Este O Diabo escandaliza e faz indagar sobre a origem, o estabelecimento e a banalização do mal numa sociedade, com várias alusões ao século XX (subtis mas compreensíveis, situadas no exacto ponto de equilíbrio entre o indecifrável e o evidente). Confrontado com o espanto de cada um dos episódios, o leitor é levado, por exemplo, à questão de saber se devemos ou não cumprir uma lei imoral redigida pelo diabo. Cumpri-la é o que faz uma das personagens centrais do livro: depois de ser educado com umas palas de cavalo, Alexandre torna-se num exemplo de obediência; só consegue olhar e seguir em frente, em linha recta, dizendo que “sim” com a cabeça, mesmo quando o diabo lhe ordena que meta uma menina no forno: “tem de ser”, diz Alexandre-Palas-de-Cavalo, são as regras (p. 99).

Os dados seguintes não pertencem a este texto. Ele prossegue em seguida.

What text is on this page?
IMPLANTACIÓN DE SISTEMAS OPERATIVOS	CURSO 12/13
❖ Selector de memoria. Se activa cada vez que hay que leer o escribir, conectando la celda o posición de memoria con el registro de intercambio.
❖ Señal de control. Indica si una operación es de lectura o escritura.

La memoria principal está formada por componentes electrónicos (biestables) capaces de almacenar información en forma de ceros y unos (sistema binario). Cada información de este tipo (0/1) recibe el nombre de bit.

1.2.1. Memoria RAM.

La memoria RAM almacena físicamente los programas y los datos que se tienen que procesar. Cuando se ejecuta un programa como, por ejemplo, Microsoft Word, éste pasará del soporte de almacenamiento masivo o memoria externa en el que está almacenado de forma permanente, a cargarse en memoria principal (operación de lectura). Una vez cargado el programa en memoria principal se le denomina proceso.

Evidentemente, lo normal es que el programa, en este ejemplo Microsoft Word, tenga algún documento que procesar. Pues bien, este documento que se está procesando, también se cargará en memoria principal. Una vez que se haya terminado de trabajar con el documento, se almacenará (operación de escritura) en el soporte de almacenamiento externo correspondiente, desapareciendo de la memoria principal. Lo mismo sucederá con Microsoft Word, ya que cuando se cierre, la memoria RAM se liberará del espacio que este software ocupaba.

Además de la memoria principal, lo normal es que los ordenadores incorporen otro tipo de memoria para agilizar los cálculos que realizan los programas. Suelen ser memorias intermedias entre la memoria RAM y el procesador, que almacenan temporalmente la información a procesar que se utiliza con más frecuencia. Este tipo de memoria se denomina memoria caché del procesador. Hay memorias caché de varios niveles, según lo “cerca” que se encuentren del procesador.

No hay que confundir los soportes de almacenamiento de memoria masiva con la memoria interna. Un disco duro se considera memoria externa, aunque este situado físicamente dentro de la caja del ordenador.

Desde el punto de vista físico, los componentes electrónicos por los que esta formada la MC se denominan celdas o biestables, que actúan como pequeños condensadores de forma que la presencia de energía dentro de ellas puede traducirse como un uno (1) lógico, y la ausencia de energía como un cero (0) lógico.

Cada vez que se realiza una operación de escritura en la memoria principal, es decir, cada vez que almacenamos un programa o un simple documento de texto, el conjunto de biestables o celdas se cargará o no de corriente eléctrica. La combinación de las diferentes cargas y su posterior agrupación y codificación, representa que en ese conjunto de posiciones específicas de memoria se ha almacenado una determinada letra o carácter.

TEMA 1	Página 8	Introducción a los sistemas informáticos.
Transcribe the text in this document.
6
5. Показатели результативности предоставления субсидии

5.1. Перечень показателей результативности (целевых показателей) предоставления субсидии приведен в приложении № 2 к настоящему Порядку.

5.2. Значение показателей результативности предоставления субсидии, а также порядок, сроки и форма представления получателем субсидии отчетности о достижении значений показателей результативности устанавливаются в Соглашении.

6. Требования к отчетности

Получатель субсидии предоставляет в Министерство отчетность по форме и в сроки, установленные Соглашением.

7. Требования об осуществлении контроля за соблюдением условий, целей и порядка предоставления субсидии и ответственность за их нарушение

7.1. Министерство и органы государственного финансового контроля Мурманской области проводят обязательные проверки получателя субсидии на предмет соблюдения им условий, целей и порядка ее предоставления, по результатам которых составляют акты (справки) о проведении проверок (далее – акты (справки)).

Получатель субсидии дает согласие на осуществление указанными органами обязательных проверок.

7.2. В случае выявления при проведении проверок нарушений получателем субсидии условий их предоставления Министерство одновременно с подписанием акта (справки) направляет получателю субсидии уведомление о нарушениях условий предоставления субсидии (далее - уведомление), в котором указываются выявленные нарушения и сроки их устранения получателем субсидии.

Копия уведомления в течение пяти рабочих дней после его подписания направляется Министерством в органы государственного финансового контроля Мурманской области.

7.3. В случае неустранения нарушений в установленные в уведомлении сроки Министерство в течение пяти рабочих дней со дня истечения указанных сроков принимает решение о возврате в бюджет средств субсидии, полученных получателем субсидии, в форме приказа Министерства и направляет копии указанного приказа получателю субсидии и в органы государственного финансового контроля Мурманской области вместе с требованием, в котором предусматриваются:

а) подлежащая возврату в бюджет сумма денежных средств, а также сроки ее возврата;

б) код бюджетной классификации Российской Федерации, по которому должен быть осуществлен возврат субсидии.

Trata-se, pois, de um livro maléfico, que nos choca fazendo uso do sentido e escusa da gratuidade: o dedo na ferida serve para questionar as várias dimensões do mal — como surge, como se estabelece, como se banaliza?

Numa das apresentações deste livro, aludindo à história do Capuchinho Vermelho, o autor começou por dizer que “a literatura vive do lobo”. Talvez este O Diabo sirva para explicar o ponto: “é bom, o susto, para as pessoas crescerem” (p. 116). O mal não é um mero artefacto medieval, mas um fenómeno real e palpável do nosso mundo contemporâneo: representá-lo é talvez um bom primeiro passo para que o possamos compreender, sem “palas de cavalo”.

O poder da fantasia de Gonçalo M. Tavares reside, entre outras coisas, no virtuosismo da parábola, o que em parte pode explicar a comparação que amiúde é feita entre a sua escrita e a de Kafka. Em termos que poderão, quem sabe, servir uma descrição sobre o escritor português, Harold Bloom (Cânone Ocidental) escreve o seguinte sobre o escritor checo: “tem algo que está perto de uma força demoníaca, e recorda-nos que o autenticamente demoníaco, ou o inquietadoramente estranho, consegue sempre o estatuto canónico”.

A grande literatura vive do mal. Este O Diabo, de Gonçalo M. Tavares, é um bom exemplo disso.